Keep visiting this forum in general as well, throughout your preparation - even if you have no particular question on your mind. There are many times, when even though I had no particular doubt as such, that I came across posts asking interesting and useful questions that simply hadn’t struck me before. Honestly speaking, the amount of question and knowledge you can gain here regarding the GMAT that is not necessarily just part of the study material is surprising!7.
If my memory serves, this is a very useful tip I read in a post from bb regarding guessing: during your mocks and your actual test, if you start running short on time and are forced to made educated guesses - try and guess alternate questions rather than consecutive ones.
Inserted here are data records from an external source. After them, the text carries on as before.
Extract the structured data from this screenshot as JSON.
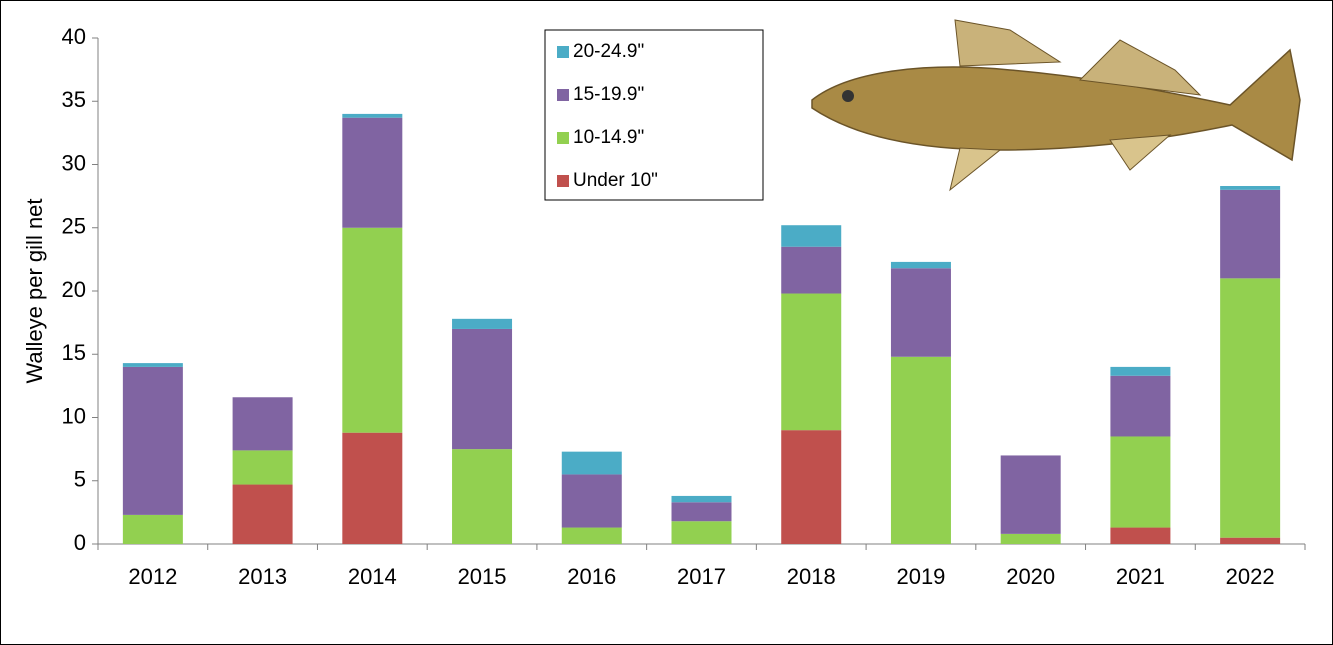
{
  "chart_data": {
    "type": "bar",
    "stacked": true,
    "y_label": "Walleye per gill net",
    "categories": [
      "2012",
      "2013",
      "2014",
      "2015",
      "2016",
      "2017",
      "2018",
      "2019",
      "2020",
      "2021",
      "2022"
    ],
    "series": [
      {
        "name": "Under 10\"",
        "color": "#c0504d",
        "values": [
          0,
          4.7,
          8.8,
          0,
          0,
          0,
          9.0,
          0,
          0,
          1.3,
          0.5
        ]
      },
      {
        "name": "10-14.9\"",
        "color": "#92d050",
        "values": [
          2.3,
          2.7,
          16.2,
          7.5,
          1.3,
          1.8,
          10.8,
          14.8,
          0.8,
          7.2,
          20.5
        ]
      },
      {
        "name": "15-19.9\"",
        "color": "#8064a2",
        "values": [
          11.7,
          4.2,
          8.7,
          9.5,
          4.2,
          1.5,
          3.7,
          7.0,
          6.2,
          4.8,
          7.0
        ]
      },
      {
        "name": "20-24.9\"",
        "color": "#4bacc6",
        "values": [
          0.3,
          0,
          0.3,
          0.8,
          1.8,
          0.5,
          1.7,
          0.5,
          0,
          0.7,
          0.3
        ]
      }
    ],
    "ylim": [
      0,
      40
    ],
    "yticks": [
      0,
      5,
      10,
      15,
      20,
      25,
      30,
      35,
      40
    ],
    "grid": false
  }
}
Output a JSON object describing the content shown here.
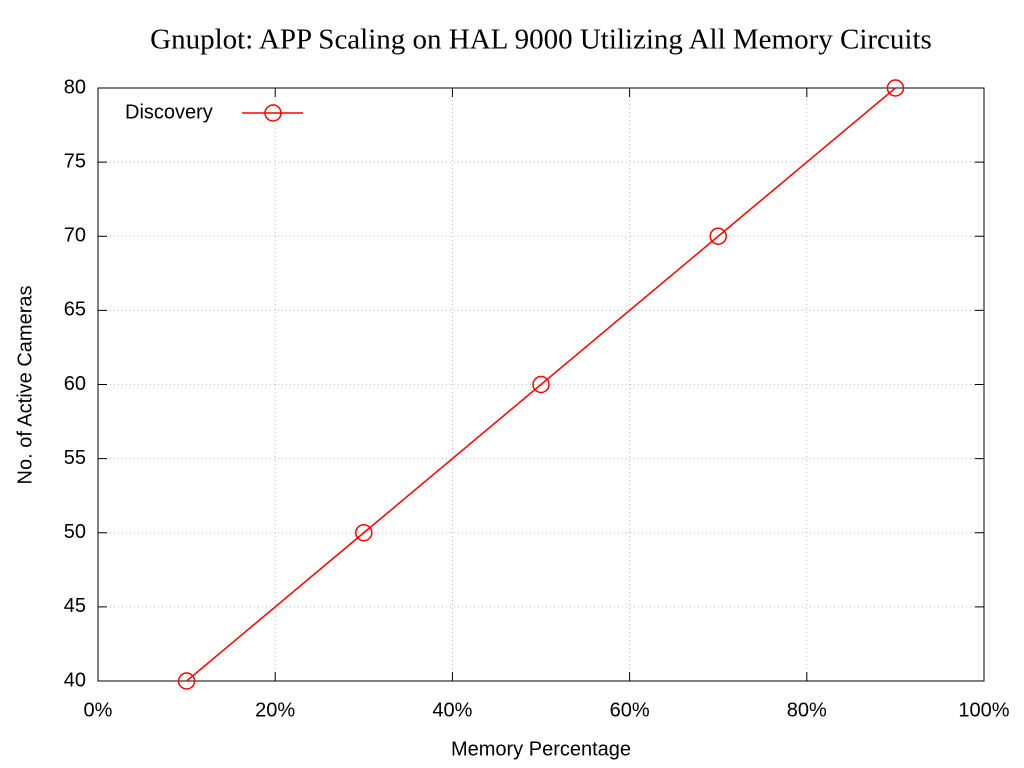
{
  "chart_data": {
    "type": "line",
    "title": "Gnuplot: APP Scaling on HAL 9000 Utilizing All Memory Circuits",
    "x_label": "Memory Percentage",
    "y_label": "No. of Active Cameras",
    "x": [
      10,
      30,
      50,
      70,
      90
    ],
    "series": [
      {
        "name": "Discovery",
        "color": "#ff0000",
        "values": [
          40,
          50,
          60,
          70,
          80
        ]
      }
    ],
    "xlim": [
      0,
      100
    ],
    "xticks": [
      {
        "value": 0,
        "label": "0%"
      },
      {
        "value": 20,
        "label": "20%"
      },
      {
        "value": 40,
        "label": "40%"
      },
      {
        "value": 60,
        "label": "60%"
      },
      {
        "value": 80,
        "label": "80%"
      },
      {
        "value": 100,
        "label": "100%"
      }
    ],
    "ylim": [
      40,
      80
    ],
    "yticks": [
      40,
      45,
      50,
      55,
      60,
      65,
      70,
      75,
      80
    ],
    "grid": true,
    "legend": "top left"
  }
}
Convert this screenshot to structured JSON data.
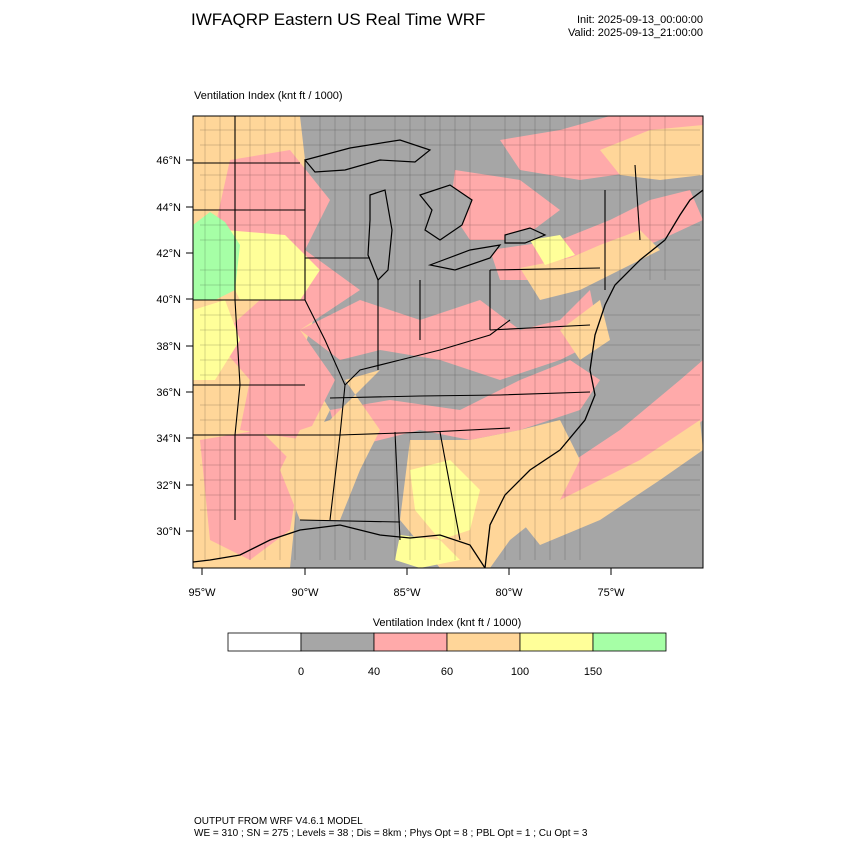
{
  "header": {
    "title": "IWFAQRP Eastern US Real Time WRF",
    "init": "Init: 2025-09-13_00:00:00",
    "valid": "Valid: 2025-09-13_21:00:00"
  },
  "field_label": "Ventilation Index   (knt ft / 1000)",
  "map": {
    "lat_labels": [
      "46°N",
      "44°N",
      "42°N",
      "40°N",
      "38°N",
      "36°N",
      "34°N",
      "32°N",
      "30°N"
    ],
    "lon_labels": [
      "95°W",
      "90°W",
      "85°W",
      "80°W",
      "75°W"
    ]
  },
  "colorbar": {
    "title": "Ventilation Index   (knt ft / 1000)",
    "levels": [
      "0",
      "40",
      "60",
      "100",
      "150"
    ],
    "colors": [
      "#ffffff",
      "#a6a6a6",
      "#ffaaaa",
      "#ffd699",
      "#ffff99",
      "#a6ffa6"
    ]
  },
  "footer": {
    "line1": "OUTPUT FROM WRF V4.6.1 MODEL",
    "line2": "WE = 310 ; SN = 275 ; Levels = 38 ; Dis = 8km ; Phys Opt = 8 ; PBL Opt = 1 ; Cu Opt = 3"
  }
}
This is because, if you get your guesses wrong, getting them wrong in alternate questions results in a lesser percentile drop than getting them wrong in consecutive questions.8.
When you walk in for the actual exam, avoid ‘expecting’ a particular score when you begin the test or when you are giving it. This expectation, high or low, can stay at the back of your head and affect your mind’s train of thought when tackling a question. 9.
When you are in the exam room and answering questions, focus only on the question in front of you. Do not think of the ones you have answered or the ones that might possibly come your way. Even if you are confident that you answered a set of questions correctly, forget about them because it may result in a degree of overconfidence.
That’s it from my side. I hope this helps aspiring GMAT-takers to get a score that helps them get into a B-School of their choice!